Deterred by poor returns elsewhere as interest rates remain at historic lows, new money has been flooding into aviation in the hope of capturing greater profits thanks to a combination of ample liquidity and demand for aircraft.

“Established lessors have enjoyed a positive interest rate environment but at the same time, the industry has been a magnet for money,” said Steven Udvar-Hazy, chief executive of Air Lease Corporation, while speaking at an industry conference in Europe.

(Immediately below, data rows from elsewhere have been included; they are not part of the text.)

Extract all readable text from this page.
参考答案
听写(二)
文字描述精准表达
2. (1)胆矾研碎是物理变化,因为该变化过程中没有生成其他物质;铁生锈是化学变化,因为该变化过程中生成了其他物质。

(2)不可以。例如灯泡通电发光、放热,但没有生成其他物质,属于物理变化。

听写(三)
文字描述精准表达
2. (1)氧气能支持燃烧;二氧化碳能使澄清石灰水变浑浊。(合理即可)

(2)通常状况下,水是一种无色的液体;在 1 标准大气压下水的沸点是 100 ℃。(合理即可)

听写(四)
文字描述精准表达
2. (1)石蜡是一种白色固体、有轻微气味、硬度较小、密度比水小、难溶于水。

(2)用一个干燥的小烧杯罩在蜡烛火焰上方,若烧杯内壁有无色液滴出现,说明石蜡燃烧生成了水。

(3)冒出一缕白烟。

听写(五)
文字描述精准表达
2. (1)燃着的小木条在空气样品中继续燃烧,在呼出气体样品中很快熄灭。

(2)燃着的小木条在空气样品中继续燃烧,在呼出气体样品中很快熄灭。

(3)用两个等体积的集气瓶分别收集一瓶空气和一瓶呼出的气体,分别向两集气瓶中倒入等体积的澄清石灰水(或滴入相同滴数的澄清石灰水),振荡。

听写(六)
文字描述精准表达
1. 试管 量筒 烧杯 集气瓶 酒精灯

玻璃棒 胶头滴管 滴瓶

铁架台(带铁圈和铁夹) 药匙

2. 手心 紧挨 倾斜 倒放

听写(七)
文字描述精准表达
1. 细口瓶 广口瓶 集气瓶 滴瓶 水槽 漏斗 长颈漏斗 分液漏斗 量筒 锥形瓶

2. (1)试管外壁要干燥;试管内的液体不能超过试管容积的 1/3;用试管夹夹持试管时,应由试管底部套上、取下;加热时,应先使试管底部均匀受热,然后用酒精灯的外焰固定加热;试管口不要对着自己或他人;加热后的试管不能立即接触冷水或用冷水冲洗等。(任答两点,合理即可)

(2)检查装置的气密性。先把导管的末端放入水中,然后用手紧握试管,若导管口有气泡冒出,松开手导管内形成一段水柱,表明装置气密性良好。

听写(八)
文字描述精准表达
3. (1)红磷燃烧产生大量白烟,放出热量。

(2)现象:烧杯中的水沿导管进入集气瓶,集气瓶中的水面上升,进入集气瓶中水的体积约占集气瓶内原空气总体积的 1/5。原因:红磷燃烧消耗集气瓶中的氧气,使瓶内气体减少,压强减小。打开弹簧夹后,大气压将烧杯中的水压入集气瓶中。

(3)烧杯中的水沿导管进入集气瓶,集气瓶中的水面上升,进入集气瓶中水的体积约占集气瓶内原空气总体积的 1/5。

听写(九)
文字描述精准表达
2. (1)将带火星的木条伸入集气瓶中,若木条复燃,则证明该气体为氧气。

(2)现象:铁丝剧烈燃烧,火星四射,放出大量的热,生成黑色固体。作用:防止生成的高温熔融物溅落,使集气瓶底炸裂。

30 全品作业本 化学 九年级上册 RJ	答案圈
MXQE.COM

Lessors currently account for up to 40% of aircraft being delivered, and many insist they help to smooth fluctuations in the market by renting out aircraft where demand is strongest. Many have overhauled their balance sheets to avoid new market shocks.
But other investors such as sovereign wealth funds, private equity, real estate firms and non-specialist institutions are increasingly taking an interest in the $100 billion jet market.

Udvar-Hazy said: “The interest rate environment has been tremendously positive for the leasing community and airline industry. The counter-effect is that low interest rates have attracted a lot of other investors.”

Debt markets are not pricing in a US rate rise before the second half of 2015, but aviation financiers are beginning to think about what happens when the tide turns.
“The entire economy including airlines have got very used to low interest rates and no matter how [Federal Reserve Chair] Janet Yellen manages this process, I think it is going to be difficult and there will be winners and losers,” said Peter Barrett, chief executive officer of SMBC Aviation Capital.

The risks are not limited to financiers but airlines that have placed risky bets for aircraft, he said.

“If it is a gradual, predictable rate of change I think we can all cope with it… If it is radical we are all going to have to put on our seat belts,” Udvar-Hazy said.